Managing Hundreds of Millions of Orders with Table Store
By Wang Tantan (Si Ming)
Ordering systems are a type of general-purpose systems that are widely used in various industries, such as e-commerce orders, bank journal entries, and phone bills from communication service providers. Traditional practices for these systems have been established over decades of development. However, the development of Internet and increasing importance attached to data by enterprises lead to an increasing number of orders that need to be stored and persisted. The increasing data importance and data scale bring new challenges.
“E-commerce Platform A” needs to persist all the order data produced on this platform. Meanwhile, based on all the order data, the system needs to provide diversified query services targeting multiple roles: consumers, shop owners, and the platform. Consumers can query their historical orders, sellers can use statistics to find out best-selling products, and the platform can also analyze information such as user behaviors and platform transaction scale. The main query methods include multi-dimensional order retrieval, order data analysis, and statistics. The following are some examples:
Query targeting consumers: [consumer A] [recent year] [computers sold] order query;
Query targeting salespersons: [salesperson B] * [last month] sales orders;
In order scenarios, several technical factors need to be taken into consideration, including:
- Query capability: A variety of query types should be supported, such as multi-dimensional query, range query, and fuzzy query; in addition, features such as sorting and statistics are also required.
- Data volume: An order system can store massive amounts of data and meet requirements such as strong consistency, high availability, and low cost.
- Service performance: An order system is required to deal with highly concurrent requests and ensure low latency at the same time.
Multi-dimensional and real-time querying is a core feature of order management solutions. For more information, check Project Sample on the official console webpage.
In e-commerce, traditional MySQL solutions are usually used to meet requirements of order scenarios. The powerful query capability of the relational database allows users to implement multi-dimensional order query and data statistics directly by using SQL statements. Data expansion includes horizontal expansion and vertical expansion. Horizontal data expansion means that new field dimensions are constantly added in an iterative manner, and vertical data expansion refers to the increase in the total data storage volume. MySQL solutions alone gradually become difficult to deal with these two types of data expansion. The “SQL + NoSQL” combination solution (hereinafter referred to as “combination solution”) is implemented and used to solve the needs in different scenarios by utilizing advantages of both the databases. However, the combination solution also causes new problems: The combination solution has higher storage costs and increases development work and the complexity of maintenance. Additional costs are incurred to ensure data consistency.

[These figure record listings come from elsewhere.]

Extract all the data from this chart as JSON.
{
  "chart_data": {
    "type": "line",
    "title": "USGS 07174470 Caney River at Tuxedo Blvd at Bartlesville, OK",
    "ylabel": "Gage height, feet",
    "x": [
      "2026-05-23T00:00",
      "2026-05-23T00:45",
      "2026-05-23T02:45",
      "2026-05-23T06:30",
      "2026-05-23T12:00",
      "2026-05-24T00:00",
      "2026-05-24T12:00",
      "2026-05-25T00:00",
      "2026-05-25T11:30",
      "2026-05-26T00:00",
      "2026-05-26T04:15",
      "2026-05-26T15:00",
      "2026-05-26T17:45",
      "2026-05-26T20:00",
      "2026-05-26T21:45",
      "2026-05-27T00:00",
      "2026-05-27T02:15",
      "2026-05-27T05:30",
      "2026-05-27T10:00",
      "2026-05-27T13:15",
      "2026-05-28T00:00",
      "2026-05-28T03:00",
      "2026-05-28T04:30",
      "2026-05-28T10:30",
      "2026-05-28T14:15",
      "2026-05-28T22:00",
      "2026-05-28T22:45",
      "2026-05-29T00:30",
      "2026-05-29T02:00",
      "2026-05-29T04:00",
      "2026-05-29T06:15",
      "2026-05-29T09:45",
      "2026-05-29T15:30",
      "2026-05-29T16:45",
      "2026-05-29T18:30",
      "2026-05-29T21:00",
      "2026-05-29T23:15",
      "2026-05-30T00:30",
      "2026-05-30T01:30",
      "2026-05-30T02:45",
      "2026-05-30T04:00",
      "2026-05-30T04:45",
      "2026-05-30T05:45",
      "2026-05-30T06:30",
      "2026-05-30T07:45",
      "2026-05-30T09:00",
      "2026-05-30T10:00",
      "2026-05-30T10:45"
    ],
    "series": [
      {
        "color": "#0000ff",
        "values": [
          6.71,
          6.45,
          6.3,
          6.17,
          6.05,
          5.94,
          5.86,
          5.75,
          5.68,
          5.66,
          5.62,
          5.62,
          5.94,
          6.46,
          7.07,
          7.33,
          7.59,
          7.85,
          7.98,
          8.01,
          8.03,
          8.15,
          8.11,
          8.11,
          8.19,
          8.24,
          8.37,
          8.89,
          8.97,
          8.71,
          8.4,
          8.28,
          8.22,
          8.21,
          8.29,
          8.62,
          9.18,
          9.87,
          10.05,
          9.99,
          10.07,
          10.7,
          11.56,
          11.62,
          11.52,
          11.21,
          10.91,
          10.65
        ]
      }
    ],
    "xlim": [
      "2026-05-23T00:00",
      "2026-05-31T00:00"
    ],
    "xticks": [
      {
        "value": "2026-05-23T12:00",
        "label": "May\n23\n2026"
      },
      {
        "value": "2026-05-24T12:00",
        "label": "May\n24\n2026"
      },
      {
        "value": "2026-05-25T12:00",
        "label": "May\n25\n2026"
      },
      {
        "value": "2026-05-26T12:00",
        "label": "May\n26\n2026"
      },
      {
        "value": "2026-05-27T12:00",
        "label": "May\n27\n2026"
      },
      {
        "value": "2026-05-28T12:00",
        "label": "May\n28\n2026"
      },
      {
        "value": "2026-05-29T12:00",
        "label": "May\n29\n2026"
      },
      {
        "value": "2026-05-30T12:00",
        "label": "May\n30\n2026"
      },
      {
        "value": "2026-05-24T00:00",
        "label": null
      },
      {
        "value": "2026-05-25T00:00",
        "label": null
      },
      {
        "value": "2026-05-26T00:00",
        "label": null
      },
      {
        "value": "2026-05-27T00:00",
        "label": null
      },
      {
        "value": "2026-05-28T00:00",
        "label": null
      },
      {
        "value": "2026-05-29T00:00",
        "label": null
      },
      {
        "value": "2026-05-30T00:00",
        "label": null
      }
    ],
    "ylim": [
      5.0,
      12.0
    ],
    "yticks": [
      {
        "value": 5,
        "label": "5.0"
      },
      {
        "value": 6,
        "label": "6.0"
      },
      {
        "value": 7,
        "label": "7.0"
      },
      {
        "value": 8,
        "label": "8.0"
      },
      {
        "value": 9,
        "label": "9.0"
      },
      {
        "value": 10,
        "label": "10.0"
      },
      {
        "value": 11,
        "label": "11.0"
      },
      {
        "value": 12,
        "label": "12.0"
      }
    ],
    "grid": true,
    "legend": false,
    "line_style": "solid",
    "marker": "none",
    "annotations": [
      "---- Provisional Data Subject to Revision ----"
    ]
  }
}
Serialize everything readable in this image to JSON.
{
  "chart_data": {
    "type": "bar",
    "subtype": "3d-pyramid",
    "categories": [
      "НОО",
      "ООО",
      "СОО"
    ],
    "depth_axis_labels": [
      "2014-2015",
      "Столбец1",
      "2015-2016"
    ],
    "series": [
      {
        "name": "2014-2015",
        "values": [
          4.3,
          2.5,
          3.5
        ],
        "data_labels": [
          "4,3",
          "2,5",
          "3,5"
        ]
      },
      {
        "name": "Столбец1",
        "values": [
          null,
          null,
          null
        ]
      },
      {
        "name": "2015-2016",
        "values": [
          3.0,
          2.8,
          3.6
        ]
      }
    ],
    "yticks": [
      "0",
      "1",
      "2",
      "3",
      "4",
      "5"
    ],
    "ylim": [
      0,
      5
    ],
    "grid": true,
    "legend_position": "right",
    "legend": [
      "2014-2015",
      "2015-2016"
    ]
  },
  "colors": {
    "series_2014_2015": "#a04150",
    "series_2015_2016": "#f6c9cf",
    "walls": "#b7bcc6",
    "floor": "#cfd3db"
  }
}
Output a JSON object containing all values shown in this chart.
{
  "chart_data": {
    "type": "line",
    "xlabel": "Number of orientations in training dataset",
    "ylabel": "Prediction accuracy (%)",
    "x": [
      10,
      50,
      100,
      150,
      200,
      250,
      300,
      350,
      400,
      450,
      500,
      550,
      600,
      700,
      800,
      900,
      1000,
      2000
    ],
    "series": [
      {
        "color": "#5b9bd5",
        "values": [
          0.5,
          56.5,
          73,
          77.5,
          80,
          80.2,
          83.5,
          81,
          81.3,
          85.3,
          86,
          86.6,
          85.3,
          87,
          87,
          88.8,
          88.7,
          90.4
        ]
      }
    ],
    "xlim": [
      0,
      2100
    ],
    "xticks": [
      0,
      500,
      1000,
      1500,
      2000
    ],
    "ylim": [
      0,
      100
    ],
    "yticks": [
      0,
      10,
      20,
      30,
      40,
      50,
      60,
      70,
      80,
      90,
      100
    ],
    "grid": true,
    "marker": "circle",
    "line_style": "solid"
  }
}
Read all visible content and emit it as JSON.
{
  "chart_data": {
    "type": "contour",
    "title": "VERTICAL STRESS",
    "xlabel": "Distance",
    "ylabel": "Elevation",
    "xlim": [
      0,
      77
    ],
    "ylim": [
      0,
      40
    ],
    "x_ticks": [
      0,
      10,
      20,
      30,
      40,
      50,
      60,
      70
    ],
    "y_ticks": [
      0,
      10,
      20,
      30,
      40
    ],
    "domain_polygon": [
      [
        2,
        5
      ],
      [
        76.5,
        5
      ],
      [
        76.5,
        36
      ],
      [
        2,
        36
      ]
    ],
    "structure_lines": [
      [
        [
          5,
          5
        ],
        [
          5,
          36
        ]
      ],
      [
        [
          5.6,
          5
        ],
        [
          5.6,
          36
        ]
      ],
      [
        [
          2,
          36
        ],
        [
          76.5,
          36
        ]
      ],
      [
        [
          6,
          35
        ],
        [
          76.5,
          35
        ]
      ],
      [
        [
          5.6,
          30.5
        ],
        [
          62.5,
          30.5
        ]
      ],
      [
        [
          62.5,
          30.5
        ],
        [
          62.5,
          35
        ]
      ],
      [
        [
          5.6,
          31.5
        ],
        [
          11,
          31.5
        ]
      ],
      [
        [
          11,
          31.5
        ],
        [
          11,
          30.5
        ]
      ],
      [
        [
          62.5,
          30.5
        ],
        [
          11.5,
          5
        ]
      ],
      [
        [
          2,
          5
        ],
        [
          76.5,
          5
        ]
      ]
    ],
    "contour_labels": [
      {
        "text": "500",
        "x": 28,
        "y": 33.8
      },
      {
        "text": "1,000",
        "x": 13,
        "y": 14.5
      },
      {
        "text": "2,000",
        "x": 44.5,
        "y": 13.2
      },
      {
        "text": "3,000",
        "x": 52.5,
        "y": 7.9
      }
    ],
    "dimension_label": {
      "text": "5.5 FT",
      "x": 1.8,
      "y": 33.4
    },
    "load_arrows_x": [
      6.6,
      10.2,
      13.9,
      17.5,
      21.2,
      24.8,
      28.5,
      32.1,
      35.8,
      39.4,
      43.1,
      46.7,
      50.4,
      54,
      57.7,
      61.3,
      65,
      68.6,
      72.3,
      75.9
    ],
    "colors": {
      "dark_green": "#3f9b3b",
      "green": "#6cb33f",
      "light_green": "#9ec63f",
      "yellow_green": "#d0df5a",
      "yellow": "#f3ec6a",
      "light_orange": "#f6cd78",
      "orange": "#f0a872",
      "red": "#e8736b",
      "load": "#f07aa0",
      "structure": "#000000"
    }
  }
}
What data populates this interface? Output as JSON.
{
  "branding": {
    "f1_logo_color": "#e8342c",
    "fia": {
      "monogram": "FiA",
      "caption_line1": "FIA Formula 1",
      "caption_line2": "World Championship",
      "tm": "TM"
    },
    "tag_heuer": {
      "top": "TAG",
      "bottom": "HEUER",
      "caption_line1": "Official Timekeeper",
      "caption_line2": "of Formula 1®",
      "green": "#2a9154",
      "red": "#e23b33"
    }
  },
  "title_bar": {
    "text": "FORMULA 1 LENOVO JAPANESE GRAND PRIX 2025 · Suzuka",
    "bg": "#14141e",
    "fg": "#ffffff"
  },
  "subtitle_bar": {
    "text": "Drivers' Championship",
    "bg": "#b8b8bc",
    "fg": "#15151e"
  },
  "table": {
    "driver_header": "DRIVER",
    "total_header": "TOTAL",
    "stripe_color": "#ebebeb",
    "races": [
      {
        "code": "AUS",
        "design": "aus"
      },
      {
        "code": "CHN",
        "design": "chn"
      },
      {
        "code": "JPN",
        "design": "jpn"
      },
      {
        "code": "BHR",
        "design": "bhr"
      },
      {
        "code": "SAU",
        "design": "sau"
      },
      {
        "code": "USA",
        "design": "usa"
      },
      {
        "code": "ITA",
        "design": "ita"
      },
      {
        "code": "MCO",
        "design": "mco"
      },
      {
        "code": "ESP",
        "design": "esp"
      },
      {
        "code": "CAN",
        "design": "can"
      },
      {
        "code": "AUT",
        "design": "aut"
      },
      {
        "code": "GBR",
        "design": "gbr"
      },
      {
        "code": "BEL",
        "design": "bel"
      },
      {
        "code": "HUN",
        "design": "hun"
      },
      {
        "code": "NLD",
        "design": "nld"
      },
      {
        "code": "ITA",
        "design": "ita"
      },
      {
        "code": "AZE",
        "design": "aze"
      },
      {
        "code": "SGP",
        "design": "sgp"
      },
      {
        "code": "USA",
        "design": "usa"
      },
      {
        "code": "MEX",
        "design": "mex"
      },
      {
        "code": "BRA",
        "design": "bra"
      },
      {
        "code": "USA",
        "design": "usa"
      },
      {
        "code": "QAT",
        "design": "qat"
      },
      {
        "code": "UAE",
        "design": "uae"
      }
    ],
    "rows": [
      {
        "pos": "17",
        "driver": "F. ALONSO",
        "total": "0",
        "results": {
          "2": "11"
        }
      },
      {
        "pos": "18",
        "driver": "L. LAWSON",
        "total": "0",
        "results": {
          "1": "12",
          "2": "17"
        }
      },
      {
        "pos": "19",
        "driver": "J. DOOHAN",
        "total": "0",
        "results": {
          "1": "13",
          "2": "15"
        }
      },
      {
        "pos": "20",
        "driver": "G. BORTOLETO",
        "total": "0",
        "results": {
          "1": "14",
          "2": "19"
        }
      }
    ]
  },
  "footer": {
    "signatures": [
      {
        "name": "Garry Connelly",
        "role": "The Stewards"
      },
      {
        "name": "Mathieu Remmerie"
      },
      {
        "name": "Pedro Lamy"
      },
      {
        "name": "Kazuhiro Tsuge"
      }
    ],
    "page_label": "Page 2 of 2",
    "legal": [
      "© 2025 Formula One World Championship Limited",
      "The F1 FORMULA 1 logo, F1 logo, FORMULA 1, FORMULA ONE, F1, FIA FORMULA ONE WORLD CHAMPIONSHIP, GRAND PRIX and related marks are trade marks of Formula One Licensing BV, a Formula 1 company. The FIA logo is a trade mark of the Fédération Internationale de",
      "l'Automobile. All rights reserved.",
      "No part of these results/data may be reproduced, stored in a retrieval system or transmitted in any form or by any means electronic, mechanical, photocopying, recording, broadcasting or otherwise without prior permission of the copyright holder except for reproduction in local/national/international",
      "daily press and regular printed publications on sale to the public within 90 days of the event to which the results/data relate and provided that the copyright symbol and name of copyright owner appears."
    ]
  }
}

Let’s look at the following ordinary solutions:
(1) MySQL Database/Table Sharding
MySQL features powerful data query and analysis. Creating order systems based on MySQL can meet the requirements of multi-dimensional order data query and statistics. As the order data volume grows, users can adopt the pseudo-distributed database/table sharding solution to solve problems resulting from data expansion. However, once the data volume reaches the bottleneck, it is necessary to re-create larger database shards and perform full data migration, causing relentless troubles. The MySQL solution cannot solve the challenges brought by data iteration and expansion. The disadvantages of the traditional order solutions, which depend on MySQL, become increasingly obvious.
1) Vertical data expansion (data scale): For the database/table sharding solution, it is required to estimate the database scale when deploying MySQL. If the data volume reaches the upper limit, re-deployment and full data migration are required.
2) Horizontal data expansion (field dimension): It is required to pre-define schemas and iterating new fields becomes more complex. The database performance will affected when a certain number of dimensions are reached.
(2) MySQL + HBase
This dual-database solution is used to solve data expansion problems to some extent by storing real-time and historical data separately. This solution divides data to be stored into two parts: real-time data and historical data. In addition, this solution uses the data synchronization service to synchronize expired data to historical data.
1) Real-time orders (for example, orders over the last three months): Real-time orders are stored in the MySQL database. This limits the expansion speed of the total real-time order volume and ensures multi-dimensional query and analysis of real-time data.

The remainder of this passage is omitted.